I met with some officials from the Department of Defense's National Security Agency today. I was describing our work on commonsense reasoning when the question came up of what did we mean by the word "knowledge." In our systems we usually start off with a corpus of commonsense facts, stories, descriptions, etc. expressed in english, but which are then converted through a variety of processing techniques into more usable knowledge representations such as semantic networks and probabilistic graphical models. My suggestion was that, from the perspective of the computer, only the latter forms should be considered "knowledge" because they could be put to use by an automated inference procedure. But in the long run, as our parsing and reasoning tools get more sophisticated, we may come to be able to use more and more of the collected corpus.
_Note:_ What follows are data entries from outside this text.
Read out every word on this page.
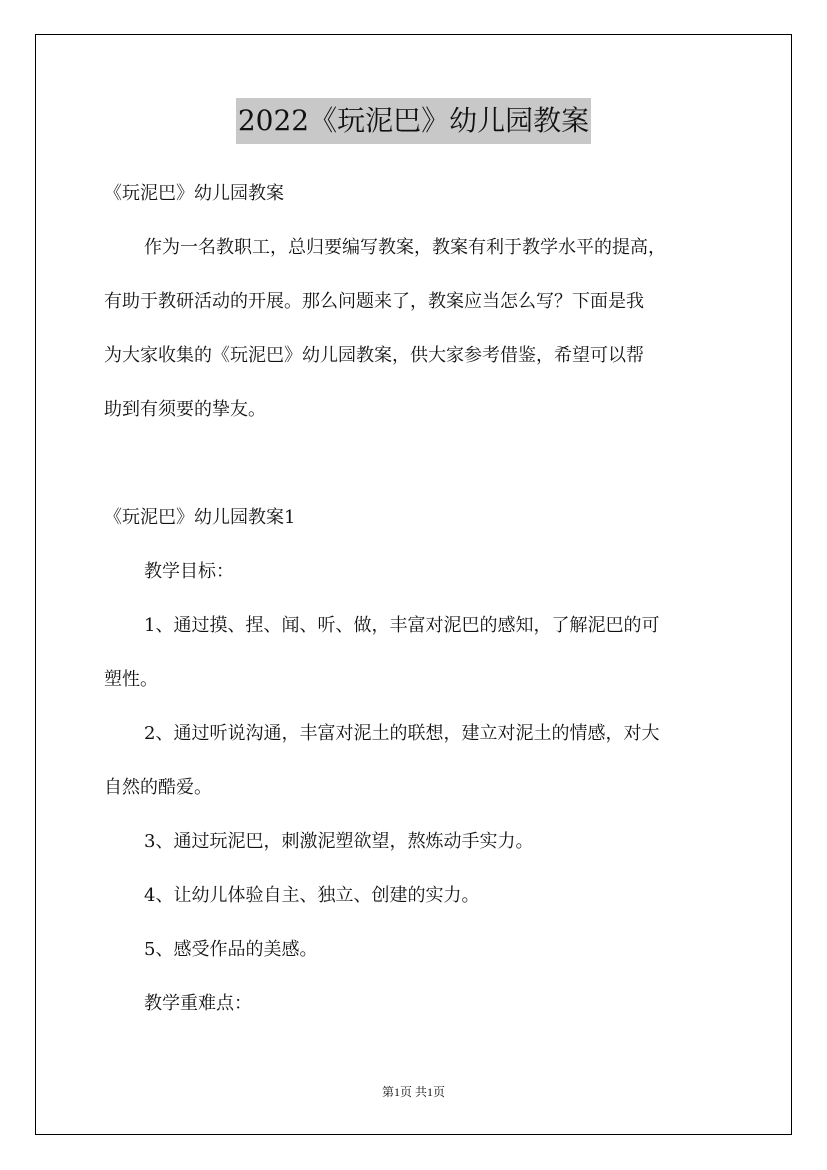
2022《玩泥巴》幼儿园教案
《玩泥巴》幼儿园教案
作为一名教职工，总归要编写教案，教案有利于教学水平的提高，
有助于教研活动的开展。那么问题来了，教案应当怎么写？下面是我
为大家收集的《玩泥巴》幼儿园教案，供大家参考借鉴，希望可以帮
助到有须要的挚友。
《玩泥巴》幼儿园教案1
教学目标：
1、通过摸、捏、闻、听、做，丰富对泥巴的感知，了解泥巴的可
塑性。
2、通过听说沟通，丰富对泥土的联想，建立对泥土的情感，对大
自然的酷爱。
3、通过玩泥巴，刺激泥塑欲望，熬炼动手实力。
4、让幼儿体验自主、独立、创建的实力。
5、感受作品的美感。
教学重难点：
第1页 共1页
Generally, the word "knowledge" is very inclusive because the AI community has discovered a vast array of knowledge representation forms, and every one of them is useful for some purpose or the other. Thus, the more important questions may not be what is and isn't knowledge, but given some knowledge, questions such as the following:
For what purposes can it be used? When is it applicable? Is it true? According to who? Under what circumstances? Who might find this knowledge useful? Is it expressed clearly enough? Are there other units of knowledge that may be useful in conjunction with this one? How long should we expect this knowledge to stay relevant? How might have this knowledge been acquired, and from where might we acquire more like it? What background might you need to make sense of it?
And so forth. The point, I suppose, is that like most words that point to complex ideas, understanding the word "knowledge" requires that we consider its many contexts of use, and the issues that show up in those contexts.